Canadian politician Arthur Green made an election speech, in the political district called Mission-Matsqui-Fraser Canyon Riding in British Columbia. The district is 21,000 sq km, while Belgium is 50% larger at 30,000 sq km.
Nevertheless, Mr Green ignored the more accurate choices of Israel or El Salvador as his measurement.
Green described the riding as the “size of Belgium,” but pointed out that 86 per cent of the constituents reside in Mission and Matsqui, and that is where he would primarily be focused.

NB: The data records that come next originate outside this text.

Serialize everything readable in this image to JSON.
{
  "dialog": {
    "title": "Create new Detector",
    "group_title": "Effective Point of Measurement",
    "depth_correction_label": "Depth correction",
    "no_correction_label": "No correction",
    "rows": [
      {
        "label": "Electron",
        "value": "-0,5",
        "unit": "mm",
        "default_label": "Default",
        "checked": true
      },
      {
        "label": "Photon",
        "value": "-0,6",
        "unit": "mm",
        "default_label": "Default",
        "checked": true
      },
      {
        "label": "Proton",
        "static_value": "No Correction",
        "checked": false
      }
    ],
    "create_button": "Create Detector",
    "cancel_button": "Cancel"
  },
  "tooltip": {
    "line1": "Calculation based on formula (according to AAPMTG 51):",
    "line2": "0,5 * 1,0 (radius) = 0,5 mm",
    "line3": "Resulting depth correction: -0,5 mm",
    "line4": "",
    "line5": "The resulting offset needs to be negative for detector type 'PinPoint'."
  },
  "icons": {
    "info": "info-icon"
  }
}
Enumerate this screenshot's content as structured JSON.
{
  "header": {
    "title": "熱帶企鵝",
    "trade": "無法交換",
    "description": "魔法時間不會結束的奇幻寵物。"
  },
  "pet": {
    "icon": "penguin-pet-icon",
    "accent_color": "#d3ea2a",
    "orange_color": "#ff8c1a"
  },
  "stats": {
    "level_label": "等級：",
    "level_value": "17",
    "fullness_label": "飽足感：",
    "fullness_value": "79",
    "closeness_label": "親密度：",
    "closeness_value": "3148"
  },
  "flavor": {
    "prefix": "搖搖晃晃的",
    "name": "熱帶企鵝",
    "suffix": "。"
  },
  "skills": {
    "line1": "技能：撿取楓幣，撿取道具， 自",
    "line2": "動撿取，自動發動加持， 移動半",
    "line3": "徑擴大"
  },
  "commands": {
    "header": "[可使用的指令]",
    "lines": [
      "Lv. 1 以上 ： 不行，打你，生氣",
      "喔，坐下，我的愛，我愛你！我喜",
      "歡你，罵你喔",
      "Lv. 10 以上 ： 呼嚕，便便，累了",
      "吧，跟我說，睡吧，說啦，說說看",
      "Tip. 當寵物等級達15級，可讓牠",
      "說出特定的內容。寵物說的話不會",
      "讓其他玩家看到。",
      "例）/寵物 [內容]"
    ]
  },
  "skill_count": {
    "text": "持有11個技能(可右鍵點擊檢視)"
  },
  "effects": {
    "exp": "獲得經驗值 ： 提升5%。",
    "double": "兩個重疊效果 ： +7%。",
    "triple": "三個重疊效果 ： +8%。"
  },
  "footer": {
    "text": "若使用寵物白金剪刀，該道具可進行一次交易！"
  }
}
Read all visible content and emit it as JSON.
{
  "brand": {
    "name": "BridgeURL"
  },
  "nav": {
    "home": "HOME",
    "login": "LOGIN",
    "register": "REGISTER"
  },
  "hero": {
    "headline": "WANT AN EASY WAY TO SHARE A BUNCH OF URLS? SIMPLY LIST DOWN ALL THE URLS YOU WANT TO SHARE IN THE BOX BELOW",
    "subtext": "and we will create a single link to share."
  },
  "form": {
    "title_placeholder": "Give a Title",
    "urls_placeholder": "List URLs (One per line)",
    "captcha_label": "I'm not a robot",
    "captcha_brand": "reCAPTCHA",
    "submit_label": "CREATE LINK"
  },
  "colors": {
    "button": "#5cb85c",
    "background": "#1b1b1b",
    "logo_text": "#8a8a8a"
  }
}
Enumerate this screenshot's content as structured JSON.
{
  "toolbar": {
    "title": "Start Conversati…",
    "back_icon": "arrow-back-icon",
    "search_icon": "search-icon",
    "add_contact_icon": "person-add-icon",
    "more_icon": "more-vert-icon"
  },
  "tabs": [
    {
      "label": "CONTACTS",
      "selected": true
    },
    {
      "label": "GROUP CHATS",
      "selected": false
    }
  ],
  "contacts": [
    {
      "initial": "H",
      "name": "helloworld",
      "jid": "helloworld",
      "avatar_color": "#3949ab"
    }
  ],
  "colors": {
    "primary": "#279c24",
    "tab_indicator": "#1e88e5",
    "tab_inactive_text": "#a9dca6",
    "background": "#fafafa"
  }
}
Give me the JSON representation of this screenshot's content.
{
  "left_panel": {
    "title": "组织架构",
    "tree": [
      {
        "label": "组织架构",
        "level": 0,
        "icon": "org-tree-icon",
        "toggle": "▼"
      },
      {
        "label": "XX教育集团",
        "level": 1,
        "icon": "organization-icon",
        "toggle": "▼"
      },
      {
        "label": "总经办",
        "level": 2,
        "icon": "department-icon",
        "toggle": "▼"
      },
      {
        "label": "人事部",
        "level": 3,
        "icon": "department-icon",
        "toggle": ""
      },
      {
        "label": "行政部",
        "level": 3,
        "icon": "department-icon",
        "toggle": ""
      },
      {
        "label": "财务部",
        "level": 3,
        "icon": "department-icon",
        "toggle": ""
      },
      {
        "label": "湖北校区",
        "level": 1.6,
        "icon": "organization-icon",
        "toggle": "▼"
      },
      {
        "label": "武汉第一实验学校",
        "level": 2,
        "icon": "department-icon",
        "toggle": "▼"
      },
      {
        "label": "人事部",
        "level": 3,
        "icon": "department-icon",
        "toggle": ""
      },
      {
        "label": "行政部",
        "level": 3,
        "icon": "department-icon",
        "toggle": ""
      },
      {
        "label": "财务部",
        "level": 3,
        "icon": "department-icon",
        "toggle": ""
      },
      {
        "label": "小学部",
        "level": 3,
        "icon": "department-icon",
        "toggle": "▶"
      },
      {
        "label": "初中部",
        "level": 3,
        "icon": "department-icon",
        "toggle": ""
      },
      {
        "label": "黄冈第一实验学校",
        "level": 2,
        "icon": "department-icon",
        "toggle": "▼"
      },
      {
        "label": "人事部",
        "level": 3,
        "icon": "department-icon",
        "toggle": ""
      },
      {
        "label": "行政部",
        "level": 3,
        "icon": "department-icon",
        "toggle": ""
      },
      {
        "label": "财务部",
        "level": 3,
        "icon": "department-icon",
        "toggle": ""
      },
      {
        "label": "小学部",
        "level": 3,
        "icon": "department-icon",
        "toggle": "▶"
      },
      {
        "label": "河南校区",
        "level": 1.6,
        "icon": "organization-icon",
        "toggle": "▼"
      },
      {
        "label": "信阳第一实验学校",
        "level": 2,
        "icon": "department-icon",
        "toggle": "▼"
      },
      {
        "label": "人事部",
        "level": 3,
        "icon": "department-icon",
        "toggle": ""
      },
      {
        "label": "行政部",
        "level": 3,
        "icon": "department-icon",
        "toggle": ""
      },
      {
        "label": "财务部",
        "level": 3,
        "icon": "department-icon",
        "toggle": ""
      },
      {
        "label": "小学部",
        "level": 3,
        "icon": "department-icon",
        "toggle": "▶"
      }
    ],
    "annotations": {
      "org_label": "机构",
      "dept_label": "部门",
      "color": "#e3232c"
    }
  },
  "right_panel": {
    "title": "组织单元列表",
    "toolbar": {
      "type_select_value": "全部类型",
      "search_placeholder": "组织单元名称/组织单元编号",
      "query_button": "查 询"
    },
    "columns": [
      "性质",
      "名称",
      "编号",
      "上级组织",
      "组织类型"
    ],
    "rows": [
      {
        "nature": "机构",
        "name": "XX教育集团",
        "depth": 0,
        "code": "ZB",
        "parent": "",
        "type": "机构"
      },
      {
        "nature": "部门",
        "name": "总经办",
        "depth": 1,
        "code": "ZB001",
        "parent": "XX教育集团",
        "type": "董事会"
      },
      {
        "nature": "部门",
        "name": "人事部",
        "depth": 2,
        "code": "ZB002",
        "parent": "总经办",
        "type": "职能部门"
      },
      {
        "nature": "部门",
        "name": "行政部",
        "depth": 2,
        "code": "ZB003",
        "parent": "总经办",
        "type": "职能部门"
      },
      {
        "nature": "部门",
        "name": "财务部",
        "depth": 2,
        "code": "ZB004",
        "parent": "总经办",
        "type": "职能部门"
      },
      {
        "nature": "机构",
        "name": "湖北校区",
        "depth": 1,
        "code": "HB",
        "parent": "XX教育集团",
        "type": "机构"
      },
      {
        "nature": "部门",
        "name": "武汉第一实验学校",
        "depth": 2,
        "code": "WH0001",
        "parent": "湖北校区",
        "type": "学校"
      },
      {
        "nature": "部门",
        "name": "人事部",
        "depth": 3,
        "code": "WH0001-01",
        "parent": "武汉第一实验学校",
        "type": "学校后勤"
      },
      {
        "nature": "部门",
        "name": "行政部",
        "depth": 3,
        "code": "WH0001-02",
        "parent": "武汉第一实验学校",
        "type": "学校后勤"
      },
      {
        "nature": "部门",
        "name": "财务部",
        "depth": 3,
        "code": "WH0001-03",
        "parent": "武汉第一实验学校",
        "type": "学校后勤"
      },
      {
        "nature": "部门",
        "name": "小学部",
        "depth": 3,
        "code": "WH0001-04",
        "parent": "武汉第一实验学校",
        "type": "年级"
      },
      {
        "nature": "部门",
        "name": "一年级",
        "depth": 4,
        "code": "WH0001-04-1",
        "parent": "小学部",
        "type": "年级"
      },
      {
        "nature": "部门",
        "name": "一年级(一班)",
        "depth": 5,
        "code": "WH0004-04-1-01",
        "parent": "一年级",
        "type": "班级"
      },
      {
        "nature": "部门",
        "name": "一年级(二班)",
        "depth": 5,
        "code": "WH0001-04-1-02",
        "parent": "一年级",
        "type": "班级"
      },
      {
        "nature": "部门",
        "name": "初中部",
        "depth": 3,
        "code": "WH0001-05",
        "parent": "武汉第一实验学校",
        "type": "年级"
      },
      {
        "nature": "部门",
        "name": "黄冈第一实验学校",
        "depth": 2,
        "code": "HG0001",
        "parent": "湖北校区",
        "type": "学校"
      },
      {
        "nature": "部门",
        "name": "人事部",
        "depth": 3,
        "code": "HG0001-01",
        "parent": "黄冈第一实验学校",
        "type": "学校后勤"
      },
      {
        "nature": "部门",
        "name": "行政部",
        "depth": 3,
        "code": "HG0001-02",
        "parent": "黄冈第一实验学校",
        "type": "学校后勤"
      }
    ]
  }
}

Authors sometimes choose Belgium as a comparison even when it is the wrong size by a large margin. Is this a genuine miscalculation? Or laziness?
This example from the London Evening Standard mentions the Pacaya Samiria National Reserve in Peru — which the author claims is “an area the size of Belgium”.
The Pacaya Samiria National Reserve is 20,800 sq km. Belgium is another 50% larger at 30,500 sq km. In fact there are more than 20 countries the author could have chosen which are a closer match than Belgium. Israel or Slovenia would be the best comparisons. Perhaps the author intended to type Belize (23,000 sq km) but typed Belgium by mistake.
“water erodes 970 million tonnes of soil every year in the EU. This would mean a one metre-depth loss of soil from an area corresponding to the size of the city of Berlin, or a one centimetre loss from an area twice the size of Belgium. “
So, if 1 centimetre of soil covering 2 x Belgium weighs 970 million tonnes then the weight of Belgium (the top centimetre only!) is 485 million tonnes.
Actually the JRC figures don’t quite add up as they imply that Belgium is 50 times the size of Berlin. Belgium is 30,524 sq km, whereas Berlin is 892 sq km so the ratio is not 50:1 but 34:1. This means that 1 meter of soil over Berlin would in fact cover three times the size of Belgium, not twice the size (assuming 1cm depth of soil).
First, it’s worth reminding ourselves what 5 per cent GDP growth – let’s call it the “worst case” scenario growth rate – would mean for a country of China’s size. According to the IMF, China’s GDP in 2014 was $10.3 trillion. That means 5 per cent growth in 2015 would add around $520bn to its economy. That’s the equivalent of adding a country the size of Belgium to the global economy in a single year.
“Borneo’s deforestation rate has been among the world’s highest for over two decades and 56 per cent of the protected tropical lowland forests – an area roughly the size of Belgium – was lost between 1985 and 2001.”